Hi,

Not sure if maybe this belongs in the geometry forum, but I'm using the methods of linear algebra, so here it is.

Anyway, I have a problem I need to solve for a piece of software I'm writing, and I think I've got it but it would be great if somebody could take a quick look at this proof and see if I've overlooked anything. Thanks in advance.

Here is the problem: We're working in R_3 here. Given a line segment L defined by endpoints \vec{r} and \vec{s}, and a unit vector \vec{u}, what is the minimum angle \theta between \vec{u} and any point on the line segment? We can assume the segment does not pass through the origin.

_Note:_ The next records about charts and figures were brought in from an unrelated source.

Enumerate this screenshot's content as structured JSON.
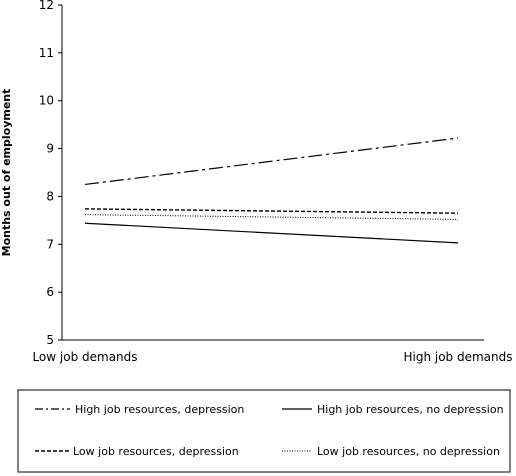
{
  "chart_data": {
    "type": "line",
    "title": "",
    "xlabel": "",
    "ylabel": "Months out of employment",
    "categories": [
      "Low job demands",
      "High job demands"
    ],
    "ylim": [
      5,
      12
    ],
    "yticks": [
      5,
      6,
      7,
      8,
      9,
      10,
      11,
      12
    ],
    "grid": false,
    "legend_position": "bottom",
    "series": [
      {
        "name": "High job resources, depression",
        "values": [
          8.25,
          9.22
        ],
        "color": "#000000",
        "style": "dash-dot"
      },
      {
        "name": "High job resources, no depression",
        "values": [
          7.44,
          7.03
        ],
        "color": "#000000",
        "style": "solid"
      },
      {
        "name": "Low job resources, depression",
        "values": [
          7.74,
          7.65
        ],
        "color": "#000000",
        "style": "dashed"
      },
      {
        "name": "Low job resources, no depression",
        "values": [
          7.62,
          7.52
        ],
        "color": "#000000",
        "style": "dotted"
      }
    ]
  }
}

And here's what I came up with: If the line defined by \vec{r} and \vec{s} passes through the origin (outside the segment), all angles will be the same and clearly \theta = the angle between \vec{u} and \vec{r} (or \vec{s}). Otherwise \vec{r}, \vec{s} and the origin define a plane P. We can reduce the problem to a two dimensional analysis as follows. Let \vec{v} be the projection of \vec{u} into P. If \vec{v} is zero, then all the vectors in L will be orthogonal to \vec{u}, and so \theta = \pi/2.

For nonzero \vec{v}, check if \vec{v} lies between \vec{r} and \vec{s}. That is, if \angle rv and \angle sv are both \le \angle rs. If so, then there exists a vector to some point in L that is just a scalar multiple of \vec{v}, so \theta is simply the minimum angle between \vec{u} and P, i.e. \angle uv (which will be less than \pi / 2). Similarly, if -\vec{v} lies between \vec{r} and \vec{s}, then \theta is the angle between \vec{u} and -\vec{v}.

If \pm v lie outside of the angle between \vec{r} and \vec{s}, then the angle with \vec{u} will be monotonic while traversing the line segment (this is correct, right?). Therefore the minimum angle will occur at one of the endpoints, and so \theta is the minimum of \angle ur and \angle us (which could be greater than \pi / 2).

Where I have written \angle xy I will be calculating according to the usual formula cos^{-1}(\vec{x} \cdot \vec{y} / |x| |y|). I'm interested in the direction of \vec{u} but not its length, which is why I specified a unit vector.

Okay, if you're still with me and have any thoughts for me, thank you!!

-Kyle